Wednesday, April 22, 2009

Hunting for Craic








For another look at the underbelly of the Celtic Tiger, you could do worse then pick up a copy of Bill Barich's new book, "A Pint of Plain."

Barich, who is an accomplished travel writer and a well-read lover of literature, moves to Dublin and proceeds to circle the country over the space of about a year, searching for the perfect, authentic Irish public house (or pub.) Long enamored of the 'traditional' Irish of memory, Barich quickly discovers that much -- of not all -- of what we Americans consider to be 'Irish' is really "fairytale Ireland."

The John Ford/John Wayne film, "The Quiet Man" animates Barich's search, and perhaps most disappointingly when he travels to Cong, County Galway, and discovers that the 'real' QM pub is actually "a whitewashed, thatched replica of Sean Thornton's White O'Mornin'", where he is treated -- for five quid -- to views of "authentic reproductions" of the costumes from the movie, and other props.
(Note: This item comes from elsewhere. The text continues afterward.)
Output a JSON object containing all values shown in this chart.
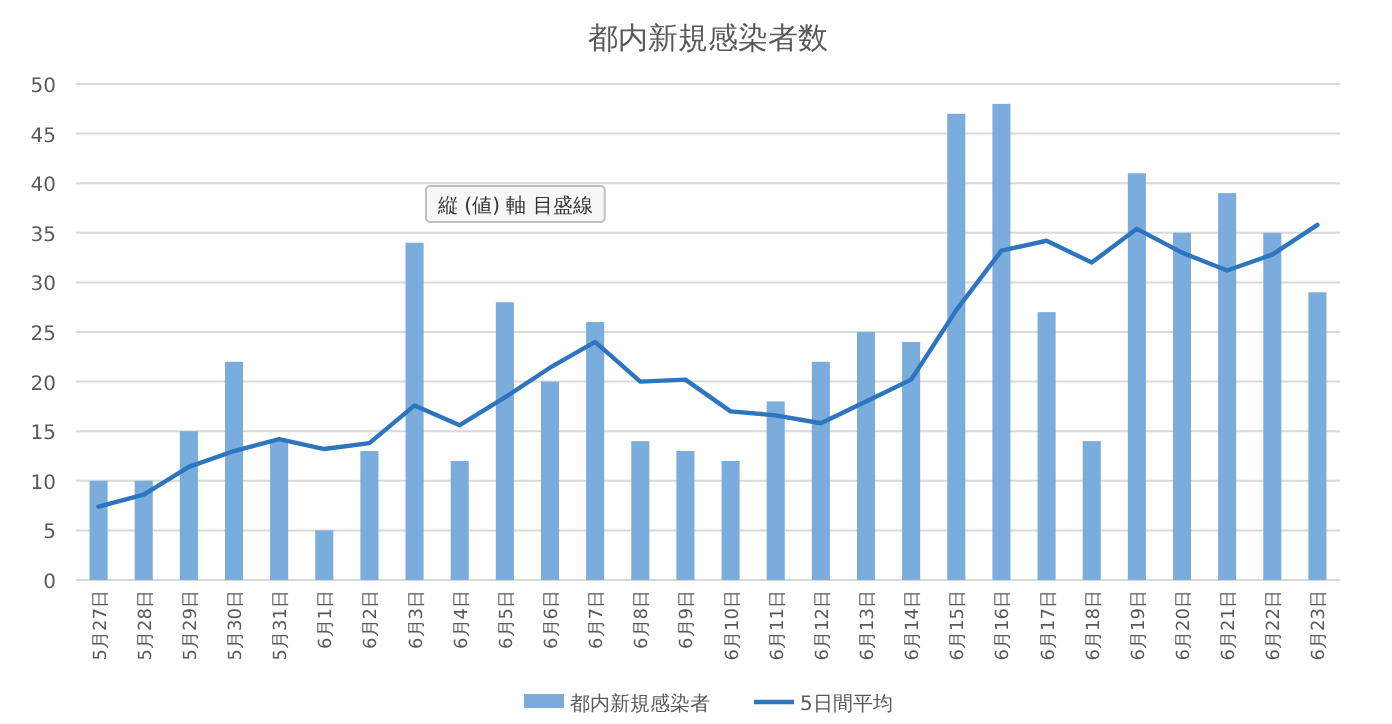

All in all, a rather inauthentic experience.

But Barich also discovers that the "authentic" Irish pub experience is itself become commoditized, thanks to Guinness (now a Diageo brand) and the Irish Pub Company, which itself has built over 400 "authentic" pubs world-wide, including conversions from other types of bars to an Irish pub (Interesting fact: "if a British pub switches to an Irish theme, say, and refits its interior with tin signs, etched Jameson mirrors, and so on, its profits frequently triple."(p.48)

Thus the book is really a study of modernization and globalization upon a traditional culture that is perhaps the world's most romanticized. In the end, there are only a handful of 'true' Irish pubs that survive to the present day, and most of those are run by senior publicans who seem unlikely to pass the bar to a child; notwithstanding the inevitable ("& Sons") in the name of a IPC-designed pub.

The end of the Irish pub is the end of a way of life. The farmers and related trades that supported the pub are going away, outnumbered by the information workers of the Celtic Tiger that Barich saw throughout the Isle. Even as the country reels from the Great Unwind, those traditional jobs will not likely return.

But one can still yearn for a pint -- and a bit of craic -- after a long day on the links in a pub such as Tubridy's.

Which of course, in a global economy, has its own website.

Which is, one supposes, Barich's point.